Yes, it's a tube amp.  I was just trying to brainstorm a way around using ceramic wafer switches that are hard to obtain.

I would try a rotary switch that switches relays in and out. It would be simple to do and you would not have to modify the case.

I think it is a good idea.

I know the outboard band switch wafers are available but inboard is tough to find. Pretty disappointed to see that the band switches on Harbach’s web page have jumped up from 45 dollars to $129.99 since they have been purchased and many of the parts have gone up a lot. Guess the Amp repair guy is making some changes. I just got my switch just before they were taken over so I guess I lucked out.

OP, have you looked at the band switches on RF Parts?

https://www.rfparts.com/switches/switches-band.html

There is another website that had them for a little over $80/per wafer but I don't remember the name.  Should show up with a web search.

I think I poked around there before, but I am unfamiliar with the site layout.  Looks like a good resource though.

Relays that can handle voltages in the multi Kilovolt range are very large and very expensive.

Talk to this guy he custom makes wafer switches rated for 5 kilovolts. Plus he makes some of the best tuners in the U.S.
https://www.blueridgeamateurradio.com/misc-parts/wafer-switch

I really lusted after one of these tuners bit wanted multiple outputs.

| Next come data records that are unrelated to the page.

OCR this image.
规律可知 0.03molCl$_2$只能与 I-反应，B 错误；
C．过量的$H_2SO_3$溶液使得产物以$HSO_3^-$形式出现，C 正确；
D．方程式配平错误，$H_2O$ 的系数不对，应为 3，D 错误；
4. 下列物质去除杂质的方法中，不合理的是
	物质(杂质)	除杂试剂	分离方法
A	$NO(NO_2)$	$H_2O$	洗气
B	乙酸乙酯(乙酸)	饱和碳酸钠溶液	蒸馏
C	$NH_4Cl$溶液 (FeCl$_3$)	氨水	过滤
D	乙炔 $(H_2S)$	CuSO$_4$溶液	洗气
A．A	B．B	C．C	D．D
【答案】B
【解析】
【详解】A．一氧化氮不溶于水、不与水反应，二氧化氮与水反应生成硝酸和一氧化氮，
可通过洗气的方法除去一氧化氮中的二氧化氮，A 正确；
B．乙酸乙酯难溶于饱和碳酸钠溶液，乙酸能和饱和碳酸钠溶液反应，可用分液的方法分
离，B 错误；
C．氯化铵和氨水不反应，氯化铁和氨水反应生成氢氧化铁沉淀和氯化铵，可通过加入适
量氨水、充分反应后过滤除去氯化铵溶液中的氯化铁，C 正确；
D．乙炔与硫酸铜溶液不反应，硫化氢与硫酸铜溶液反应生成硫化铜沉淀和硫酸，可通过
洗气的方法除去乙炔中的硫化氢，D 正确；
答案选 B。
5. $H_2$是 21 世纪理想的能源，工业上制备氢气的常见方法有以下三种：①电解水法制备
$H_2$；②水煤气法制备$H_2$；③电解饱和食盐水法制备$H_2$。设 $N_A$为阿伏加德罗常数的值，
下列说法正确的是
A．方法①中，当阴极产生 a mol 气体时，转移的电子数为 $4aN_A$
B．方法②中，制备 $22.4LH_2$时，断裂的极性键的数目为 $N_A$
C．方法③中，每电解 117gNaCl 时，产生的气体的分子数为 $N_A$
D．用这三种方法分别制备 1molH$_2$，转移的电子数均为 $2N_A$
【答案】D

I found a TT 238B that does everything I need.
73,
Rob

This is only needed for the output side right?  The input band switching could be handled with the relays as they would only need to handle circa 100W from the exciter.  It's the rear wafer (which are still available, though limited) for the SB220 that handles stuff on the HV side.  

I really, really wish there was a cheap high temp 3D printer that would run glass-filled nylon great right out of the box.  I'm not am engineer though so I wouldn't know if glass-filled nylon wafers would be able to handle the voltage.  Still, it would be easy to make replacement wafers using 3D printing and laser cutting for the contacts.  You could probably get set up to make new band switches for around $10k or less, but it would take a long time to recoup your investment and you'd have to design them for multiple hard to find switches to get enough demand to make it worthwhile.  

I suspect if there was enough demand, there would already be someone filling this role.

Pull up the diagram of the heathkit and see what the voltages are on that switch. There is some high voltages from the power supply on that switch.

Looking at the schematic, unless I'm missing something (and I very well could be), it looks like only the rear wafer handles any kind of high voltage.  It really looks like all the input switching occurs on the front wafer.

Since there has been so many diagrams over the years let's reference a common diagram.
http://www.wedophones.com/Manuals/Scanners/Heathkit%20Schematic-SB-220_sch.pdf

What that diagram calls wafer2 has B+ voltage on it.

Wafer 1F handles the tuned input circuit. At most it only has 60 VDC on it.

Yeah that's what I'm seeing.  Wafer 2 in the amp is inside the tube chamber with the 2 big inductor, and the wire coming from wafer 2 and L7 heads down through the bottom of the chassis to the T/R relay.  So if I wanted to control band switching on the HV side using something other than the wafer, I'd need those expensive relays.  

The good news is that the wafer most likely to suffer arcing damage is going to the the rear (wafer 2) and that's the one that's still available through Harbach, albeit for $124.00.